Activities such as quizzes and assisted educative talks (with distribution of informative booklets) can be done during Adolescent Health Days to engage adolescents. Screening for haemoglobinopathies should be integrated with ANC services during the first trimester of pregnancy in the endemic districts. Women identified with severe anemia should be referred to higher centres for further investigations and if found positive, the husband is to be screened for carrier status. If the couple is found positive, they are to be referred to a higher centre for prenatal diagnosis before twenty weeks of pregnancy.

Appropriate treatment should be provided as per the National Guidelines on Prevention and Control of Haemoglobinopathies (2016).6 The treatment of anemia using parental iron administration is contraindicated in sickle cell disease patients.

Fluorosis:

High fluoride concentration in food and water leads to destruction of gastrointestinal mucosa, thus reducing the nutrient absorption, including iron and folic acid. The National Programme for Prevention and Control of Fluorosis (NPPCF)7 is coordinating action on the fluorosis issue across the country. The programme recognizes the linkages of fluoride, anemia and malnutrition, and recommends a combined approach of safe drinking water and nutritional therapy to treat the people affected with problems of anemia due to fluorosis.

Addressing anemia due to fluorosis will need sustained communication, behaviour change and a combined approach of safe drinking water along with nutritional improvements. This can be achieved through the existing implementation framework of the NPPCF under NHM and through convergence with other departments such as the PHE at the district level.

The 3 key interventions are:

1. Identification of fluoride-affected habitations: States should
identify the habitations with high anemia and fluorosis prevalence. List of fluorosis-endemic districts/blocks of the country as available with the NPPCF Division, MoHFW is at Annexure 5. States should converge with the PHED departments to produce local mapping of high fluoride-affected habitations through this process for planning purpose.

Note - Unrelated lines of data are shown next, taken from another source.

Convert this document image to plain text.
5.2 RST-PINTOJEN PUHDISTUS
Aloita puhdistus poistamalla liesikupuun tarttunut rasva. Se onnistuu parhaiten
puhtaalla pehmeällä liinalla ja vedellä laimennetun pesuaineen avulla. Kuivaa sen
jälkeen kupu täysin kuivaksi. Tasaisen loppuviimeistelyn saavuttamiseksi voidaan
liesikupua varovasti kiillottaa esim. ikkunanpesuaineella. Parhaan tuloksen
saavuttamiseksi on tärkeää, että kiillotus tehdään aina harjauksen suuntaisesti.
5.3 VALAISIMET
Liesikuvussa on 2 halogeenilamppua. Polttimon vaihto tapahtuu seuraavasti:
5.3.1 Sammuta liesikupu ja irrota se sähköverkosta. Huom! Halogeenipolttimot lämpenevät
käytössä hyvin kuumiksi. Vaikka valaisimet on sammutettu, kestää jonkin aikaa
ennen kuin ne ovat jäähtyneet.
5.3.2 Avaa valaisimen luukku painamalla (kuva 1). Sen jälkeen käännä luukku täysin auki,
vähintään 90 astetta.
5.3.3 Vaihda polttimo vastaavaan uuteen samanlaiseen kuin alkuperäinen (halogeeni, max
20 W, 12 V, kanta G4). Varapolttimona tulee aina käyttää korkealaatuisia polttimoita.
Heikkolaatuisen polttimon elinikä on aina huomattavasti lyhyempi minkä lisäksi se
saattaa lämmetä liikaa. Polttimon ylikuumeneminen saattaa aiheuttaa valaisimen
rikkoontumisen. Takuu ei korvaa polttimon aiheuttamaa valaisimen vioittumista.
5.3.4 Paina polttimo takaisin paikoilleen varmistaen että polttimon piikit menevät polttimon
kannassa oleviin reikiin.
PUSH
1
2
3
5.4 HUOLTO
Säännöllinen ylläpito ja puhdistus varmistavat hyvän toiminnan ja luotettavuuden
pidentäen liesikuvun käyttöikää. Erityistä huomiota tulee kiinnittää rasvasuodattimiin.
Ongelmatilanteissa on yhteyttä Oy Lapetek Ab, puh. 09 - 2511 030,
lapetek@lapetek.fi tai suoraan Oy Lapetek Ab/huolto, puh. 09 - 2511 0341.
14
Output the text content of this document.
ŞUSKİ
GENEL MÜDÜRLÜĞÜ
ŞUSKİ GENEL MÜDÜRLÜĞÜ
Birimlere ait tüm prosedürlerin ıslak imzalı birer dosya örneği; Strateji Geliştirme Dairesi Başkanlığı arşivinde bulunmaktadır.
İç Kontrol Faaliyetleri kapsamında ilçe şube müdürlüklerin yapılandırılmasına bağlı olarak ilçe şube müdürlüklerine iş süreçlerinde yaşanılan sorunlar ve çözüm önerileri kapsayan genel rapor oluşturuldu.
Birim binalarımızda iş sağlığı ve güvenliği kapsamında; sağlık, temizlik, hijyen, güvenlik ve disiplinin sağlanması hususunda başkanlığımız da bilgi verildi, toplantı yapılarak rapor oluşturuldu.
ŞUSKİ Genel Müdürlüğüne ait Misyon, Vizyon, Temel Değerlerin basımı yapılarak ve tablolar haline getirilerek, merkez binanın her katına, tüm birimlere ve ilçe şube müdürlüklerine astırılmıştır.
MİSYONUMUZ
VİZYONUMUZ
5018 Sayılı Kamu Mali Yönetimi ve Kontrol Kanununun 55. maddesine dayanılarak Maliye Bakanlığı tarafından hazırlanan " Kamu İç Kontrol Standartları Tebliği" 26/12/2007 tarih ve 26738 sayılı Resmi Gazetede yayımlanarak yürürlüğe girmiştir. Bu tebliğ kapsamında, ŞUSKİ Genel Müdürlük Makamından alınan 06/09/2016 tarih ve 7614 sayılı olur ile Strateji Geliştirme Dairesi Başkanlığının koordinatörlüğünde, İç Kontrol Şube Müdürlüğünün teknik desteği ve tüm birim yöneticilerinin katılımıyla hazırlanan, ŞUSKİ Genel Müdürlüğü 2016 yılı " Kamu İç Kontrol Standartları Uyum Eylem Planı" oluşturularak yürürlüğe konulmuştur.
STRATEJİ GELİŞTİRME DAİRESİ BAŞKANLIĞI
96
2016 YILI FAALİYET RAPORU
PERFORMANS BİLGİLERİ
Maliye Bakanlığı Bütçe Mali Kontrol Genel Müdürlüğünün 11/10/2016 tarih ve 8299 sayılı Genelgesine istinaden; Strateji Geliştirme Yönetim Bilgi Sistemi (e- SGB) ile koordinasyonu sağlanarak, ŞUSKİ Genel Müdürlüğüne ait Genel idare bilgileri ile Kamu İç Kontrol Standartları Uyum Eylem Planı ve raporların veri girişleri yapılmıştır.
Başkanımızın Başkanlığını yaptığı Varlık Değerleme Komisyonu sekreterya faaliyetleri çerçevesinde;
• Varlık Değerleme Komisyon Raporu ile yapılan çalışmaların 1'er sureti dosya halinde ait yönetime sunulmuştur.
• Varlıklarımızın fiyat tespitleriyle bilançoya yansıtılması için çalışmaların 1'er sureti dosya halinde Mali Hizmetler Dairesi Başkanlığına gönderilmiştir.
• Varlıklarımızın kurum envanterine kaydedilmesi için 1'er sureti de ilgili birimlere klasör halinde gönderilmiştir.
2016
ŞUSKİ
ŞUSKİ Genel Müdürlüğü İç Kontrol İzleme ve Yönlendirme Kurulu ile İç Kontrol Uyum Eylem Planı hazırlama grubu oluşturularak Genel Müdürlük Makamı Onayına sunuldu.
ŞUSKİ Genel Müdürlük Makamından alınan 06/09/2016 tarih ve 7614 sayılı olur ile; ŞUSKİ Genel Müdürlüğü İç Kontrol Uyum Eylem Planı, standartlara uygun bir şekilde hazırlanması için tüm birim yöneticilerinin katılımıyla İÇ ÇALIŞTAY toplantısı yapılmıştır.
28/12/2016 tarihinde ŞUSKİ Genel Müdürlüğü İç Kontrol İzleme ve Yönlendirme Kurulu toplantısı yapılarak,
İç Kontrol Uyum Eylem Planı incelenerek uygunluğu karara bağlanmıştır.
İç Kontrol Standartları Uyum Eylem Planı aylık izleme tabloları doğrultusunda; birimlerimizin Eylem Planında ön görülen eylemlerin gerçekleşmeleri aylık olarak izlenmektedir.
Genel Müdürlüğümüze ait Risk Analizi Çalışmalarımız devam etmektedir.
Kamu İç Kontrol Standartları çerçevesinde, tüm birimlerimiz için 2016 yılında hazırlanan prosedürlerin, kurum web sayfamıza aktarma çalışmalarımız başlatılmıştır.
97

2. Activities for anemia control due to fluorosis: The recommended activities for anemia prevention and control due to fluorosis is to be taken up in these habitations through counselling services in the community, such as use of safe drinking water, focus on diet corrections (Calcium, Magnesium, Vitamin C) by dietary diversity, etc. These counselling process to be made systemic within the district level by establishing local protocols for anemia and fluorosis control. Counselling services should also include periodic check-up of haemoglobin in affected habitations and seek appropriate treatment for the same. Subsequently, IFA supplementation is to be initiated after correction of anemia status through these fluorosis control activities.

3. Capacity building: Within fluoride-affected blocks, training of all public health staff, such as MO in PHC/CHC, field workers (ASHA, ANM and AWW) and others should be conducted on aspects of communication and behaviour change of anemia and fluoride control, with the broad message of “Accha Paani, Takatvar Paani” signifying health and nutritional improvements through water.